Since we are working with bimodal images, Otsu's algorithm tries to find a threshold value (t) which
minimizes the **weighted within-class variance** given by the relation :

\f[\sigma_w^2(t) = q_1(t)\sigma_1^2(t)+q_2(t)\sigma_2^2(t)\f]

where

\f[q_1(t) = \sum_{i=1}^{t} P(i) \quad \& \quad q_1(t) = \sum_{i=t+1}^{I} P(i)\f]\f[\mu_1(t) = \sum_{i=1}^{t} \frac{iP(i)}{q_1(t)} \quad \& \quad \mu_2(t) = \sum_{i=t+1}^{I} \frac{iP(i)}{q_2(t)}\f]\f[\sigma_1^2(t) = \sum_{i=1}^{t} [i-\mu_1(t)]^2 \frac{P(i)}{q_1(t)} \quad \& \quad \sigma_2^2(t) = \sum_{i=t+1}^{I} [i-\mu_1(t)]^2 \frac{P(i)}{q_2(t)}\f]

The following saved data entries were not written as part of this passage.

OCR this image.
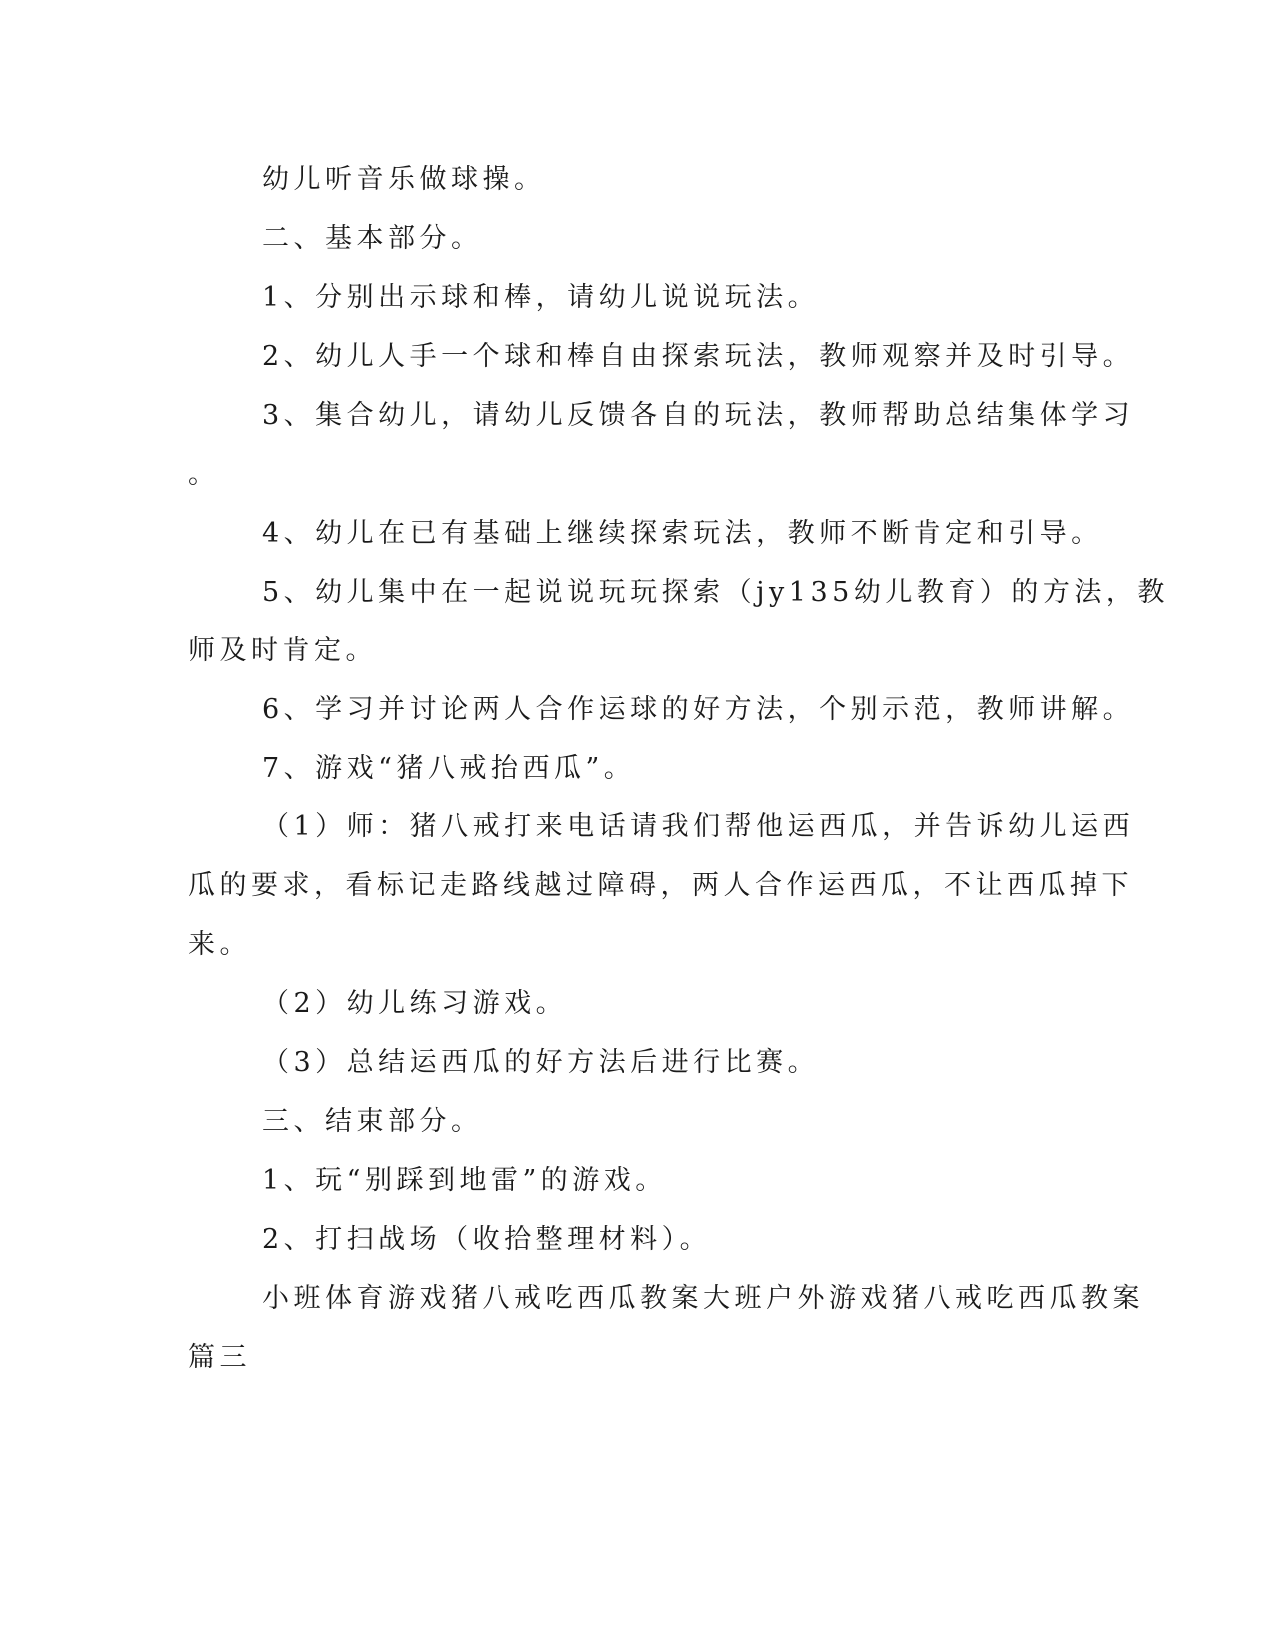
幼儿听音乐做球操。

二、基本部分。

1、分别出示球和棒，请幼儿说说玩法。

2、幼儿人手一个球和棒自由探索玩法，教师观察并及时引导。

3、集合幼儿，请幼儿反馈各自的玩法，教师帮助总结集体学习

。

4、幼儿在已有基础上继续探索玩法，教师不断肯定和引导。

5、幼儿集中在一起说说玩玩探索（jy135幼儿教育）的方法，教

师及时肯定。

6、学习并讨论两人合作运球的好方法，个别示范，教师讲解。

7、游戏“猪八戒抬西瓜”。

（1）师：猪八戒打来电话请我们帮他运西瓜，并告诉幼儿运西

瓜的要求，看标记走路线越过障碍，两人合作运西瓜，不让西瓜掉下

来。

（2）幼儿练习游戏。

（3）总结运西瓜的好方法后进行比赛。

三、结束部分。

1、玩“别踩到地雷”的游戏。

2、打扫战场（收拾整理材料）。

小班体育游戏猪八戒吃西瓜教案大班户外游戏猪八戒吃西瓜教案

篇三
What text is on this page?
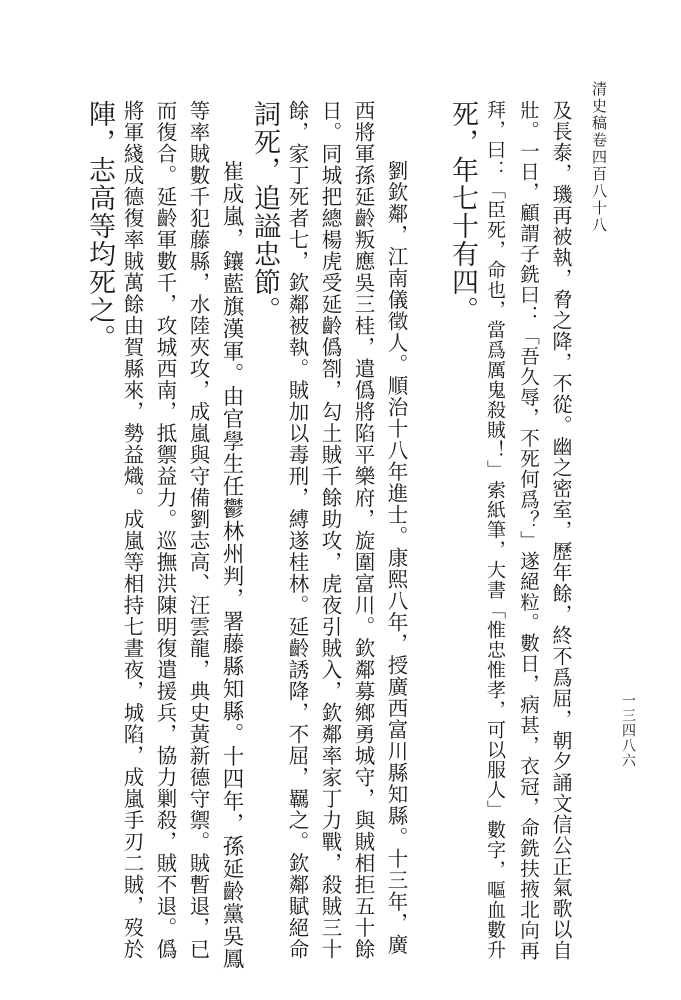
清史稿卷四百八十八
一三四八六
及長泰，璣再被執，脅之降，不從。幽之密室，歷年餘，終不爲屈，朝夕誦文信公正氣歌以自
壯。一日，顧謂子銑曰：「吾久辱，不死何爲？」遂絕粒。數日，病甚，衣冠，命銑扶掖北向再
拜，曰：「臣死，命也，當爲厲鬼殺賊！」索紙筆，大書「惟忠惟孝，可以服人」數字，嘔血數升
死，年七十有四。
劉欽鄰，江南儀徵人。順治十八年進士。康熙八年，授廣西富川縣知縣。十三年，廣
西將軍孫延齡叛應吳三桂，遣僞將陷平樂府，旋圍富川。欽鄰募鄉勇城守，與賊相拒五十餘
日。同城把總楊虎受延齡僞劄，勾土賊千餘助攻，虎夜引賊入，欽鄰率家丁力戰，殺賊三十
餘，家丁死者七，欽鄰被執。賊加以毒刑，縛遂桂林。延齡誘降，不屈，羈之。欽鄰賦絕命
詞死，追謚忠節。
崔成嵐，鑲藍旗漢軍。由官學生任鬱林州判，署藤縣知縣。十四年，孫延齡黨吳鳳
等率賊數千犯藤縣，水陸夾攻，成嵐與守備劉志高、汪雲龍，典史黃新德守禦。賊暫退，已
而復合。延齡軍數千，攻城西南，抵禦益力。巡撫洪陳明復遣援兵，協力剿殺，賊不退。僞
將軍綫成德復率賊萬餘由賀縣來，勢益熾。成嵐等相持七晝夜，城陷，成嵐手刃二賊，歿於
陣，志高等均死之。
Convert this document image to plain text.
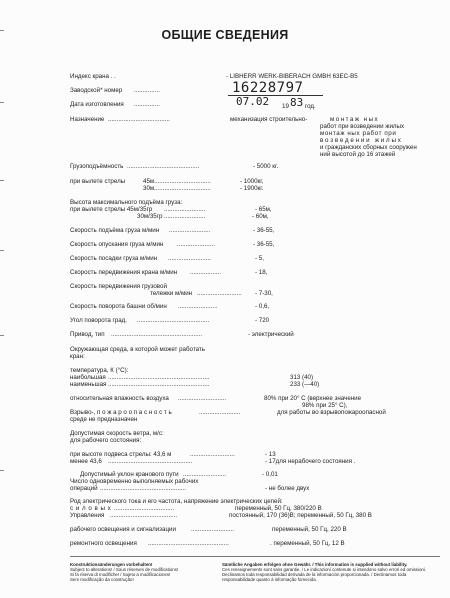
ОБЩИЕ СВЕДЕНИЯ
Индекс крана . .	- LIBHERR WERK-BIBERACH GMBH 63EC-B5
Заводской* номер ...............	16228797
Дата изготовления ...............	07.02 19 83 год.
Назначение ....................................	механизация строительно-	монтаж ных
работ при возведении жилых
монтаж ных работ при
возведении жилых
и гражданских сборных сооружен
ний высотой до 16 этажей
Грузоподъёмность ..........................................	- 5000 кг.
при вылете стрелы	45м.................................	- 1000кг,
30м.................................	- 1900кг.
Высота максимального подъёма груза:
при вылете стрелы 45м/35гр ........................	- 65м,
30м/35гр ........................	- 60м,
Скорость подъёма груза м/мин ........................	- 36-55,
Скорость опускания груза м/мин ......................	- 36-55,
Скорость посадки груза м/мин .........................	- 5,
Скорость передвижения крана м/мин ..................	- 18,
Скорость передвижения грузовой
тележки м/мин .......................... - 7-30,
Скорость поворота башни об/мин .......................	- 0,6,
Угол поворота град. ..........................................	- 720
Привод, тип .....................................................	- электрический
Окружающая среда, в которой может работать
кран:
температура, К (°С):
наибольшая ...........................................................	313 (40)
наименьшая ...........................................................	233 (—40)
относительная влажность воздуха ............................	80% при 20° С (верхнее значение
98% при 25° С),
Взрыво-, п о ж а р о о п а с н о с т ь	........................	для работы во взрывопожароопасной
среде не предназначен
Допустимая скорость ветра, м/с:
для рабочего состояния:
при высоте подвеса стрелы: 43,6 м	..........................	- 13
менее 43,6 .................................................	- 17для нерабочего состояния .
Допустимый уклон кранового пути .........................	- 0,01
Число одновременно выполняемых рабочих
операций ..................................................	- не более двух
Род электрического тока и его частота, напряжение электрических цепей:
с и л о в ы х ...................................	переменный, 50 Гц, 380/220 В
Управления .......................................	постоянный, 170 (36)В; переменный, 50 Гц, 380 В
рабочего освещения и сигнализации .........................	переменный, 50 Гц, 220 В
ремонтного освещения ...............................................	. переменный, 50 Гц, 12 В
Konstruktionsänderungen vorbehalten!
Subject to alterations! / Sous réserves de modifications!
Si fa riserva di modifiche! / Sujeto a modificaciones!
Sem modificação da construção!
Sämtliche Angaben erfolgen ohne Gewähr. / This information is supplied without liability.
Ces renseignements sont sans garantie. / Le indicazioni contenute si intendono salvo errori ed omissioni.
Declinamos toda responsabilidad derivada de la información proporcionada. / Declinamos toda
responsabilidade quanto à informação fornecida.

It actually finds a value of t which lies in between two peaks such that variances to both classes
are minimum. It can be simply implemented in Python as follows:
@code{.py}
img = cv2.imread('noisy2.png',0)
blur = cv2.GaussianBlur(img,(5,5),0)

# find normalized_histogram, and its cumulative distribution function
hist = cv2.calcHist([blur],[0],None,[256],[0,256])
hist_norm = hist.ravel()/hist.max()
Q = hist_norm.cumsum()

bins = np.arange(256)

fn_min = np.inf
thresh = -1

for i in xrange(1,256):
    p1,p2 = np.hsplit(hist_norm,[i]) # probabilities
    q1,q2 = Q[i],Q[255]-Q[i] # cum sum of classes
    b1,b2 = np.hsplit(bins,[i]) # weights

    # finding means and variances
    m1,m2 = np.sum(p1*b1)/q1, np.sum(p2*b2)/q2
    v1,v2 = np.sum(((b1-m1)**2)*p1)/q1,np.sum(((b2-m2)**2)*p2)/q2

    # calculates the minimization function
    fn = v1*q1 + v2*q2
    if fn < fn_min:
        fn_min = fn
        thresh = i

# find otsu's threshold value with OpenCV function
ret, otsu = cv2.threshold(blur,0,255,cv2.THRESH_BINARY+cv2.THRESH_OTSU)
print thresh,ret
@endcode
*(Some of the functions may be new here, but we will cover them in coming chapters)*

Additional Resources
--------------------

-#  Digital Image Processing, Rafael C. Gonzalez

Exercises
---------

-#  There are some optimizations available for Otsu's binarization. You can search and implement it.